Seeds of South Australia
Acacia praemorsa (Leguminosae)
Cassia Wattle
List of species for Acacia
Click on an image to enlarge it
Seed collecting:
October to December
Herbarium region:
Eyre Peninsula
NRM region:
Eyre Peninsula
IBRA region
Eyre Hills (EYB03)Eyre Yorke Block
 Vulnerable   (IUCN: VU B2ab(iii))   (Probable Decline)
RSCA map:
Regional Species Conservation Assessments per IBRA subregion. Please click the thumbnail map.
AVH map:
Australian distribution map (external link)
SA Census:
Census of South Australian plants (external link)     [genus Acacia]
Name derivation:
Acacia from the Greek 'akakia' and derived from 'ake' or 'akis' meaning a sharp point or thorn and 'akazo' meaning to sharpen. Dioscorides, the Greek physician and botanist used the word in the 1st century AD for the Egyptian thorn tree, Acacia arabica. Praemorsa from the Latin 'praemorsus' meaning as if bitten off​, referring to the praemorse, or truncate leaf tip.
Distribution:
Endemic to South Australia and found on north-eastern Eyre Peninsula between Cleve and Cowell.
Status:
Native. Rare in South Australia.
Plant description:
Shrub to 3 m tall; erect, glabrous, suckering. Leaves linear to 9 cm long and 2.5 mm wide, flattened, slightly to strongly incurved, soft and flexible, 1-veined with a single vein submerged and not readily visible with some longitudinal wrinkling on drying; apex obliquely terminated by brown resinous gland flanked by two minute stipule-like appendages and exceeded by an ecentric incurved, swollen, short, mucro. Flower-spike 1 or rarely 2 reduced racemes per node, with globular, bright lemon-yellow flower-heads. Flowering between October and December.
Fruit type:
Brown, linear, straight or slightly curved, flat or twisted pod to 13 cm long and 8.5 mm wide; glabrous, somewhat raised over the seeds and constricted between them.
Seed type:
Hard, dark black elliptic to ovoid seed to 6.5 mm long and 4 mm wide.
Embryo type:
Investing.
Seed collecting:
Collect mature pods that are turning brown, with hard, dark seeds inside.
Seed cleaning:
Place the pods in a tray and leave to dry for 1-2 weeks or until the pods begin to split.

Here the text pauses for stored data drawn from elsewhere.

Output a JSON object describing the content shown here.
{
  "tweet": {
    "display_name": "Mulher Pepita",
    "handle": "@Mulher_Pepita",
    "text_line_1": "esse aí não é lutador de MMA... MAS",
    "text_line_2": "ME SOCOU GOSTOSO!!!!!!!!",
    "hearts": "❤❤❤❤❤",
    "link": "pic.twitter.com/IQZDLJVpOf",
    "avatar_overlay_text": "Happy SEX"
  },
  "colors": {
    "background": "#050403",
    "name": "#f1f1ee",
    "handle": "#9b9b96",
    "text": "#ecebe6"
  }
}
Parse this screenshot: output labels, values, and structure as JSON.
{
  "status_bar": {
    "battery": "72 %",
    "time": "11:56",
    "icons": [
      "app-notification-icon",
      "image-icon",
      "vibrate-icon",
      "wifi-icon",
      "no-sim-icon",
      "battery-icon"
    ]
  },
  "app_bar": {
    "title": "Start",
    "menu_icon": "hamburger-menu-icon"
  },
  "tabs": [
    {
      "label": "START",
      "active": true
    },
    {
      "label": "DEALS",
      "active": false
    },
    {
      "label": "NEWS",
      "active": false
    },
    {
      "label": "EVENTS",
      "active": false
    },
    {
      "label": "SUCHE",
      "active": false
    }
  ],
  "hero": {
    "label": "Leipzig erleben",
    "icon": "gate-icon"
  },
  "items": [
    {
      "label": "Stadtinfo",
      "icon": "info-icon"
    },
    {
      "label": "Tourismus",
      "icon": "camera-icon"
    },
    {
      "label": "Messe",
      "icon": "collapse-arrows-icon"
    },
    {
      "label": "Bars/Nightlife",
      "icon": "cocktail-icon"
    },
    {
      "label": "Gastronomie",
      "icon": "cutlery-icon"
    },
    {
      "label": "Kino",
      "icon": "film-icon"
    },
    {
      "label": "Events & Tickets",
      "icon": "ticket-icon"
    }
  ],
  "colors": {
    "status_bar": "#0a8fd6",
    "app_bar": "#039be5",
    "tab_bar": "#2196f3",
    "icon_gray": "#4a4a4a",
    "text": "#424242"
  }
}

Then rub the dried pods to dislodge the seeds. Use a sieve to separate any unwanted material. Store the seeds with a desiccant such as dried silica beads or dry rice, in an air tight container in a cool and dry place.
Seed germination:
This species has physical dormancy that needs to be overcome for the seed to germinate (e.g. nicking or softening the seed coat).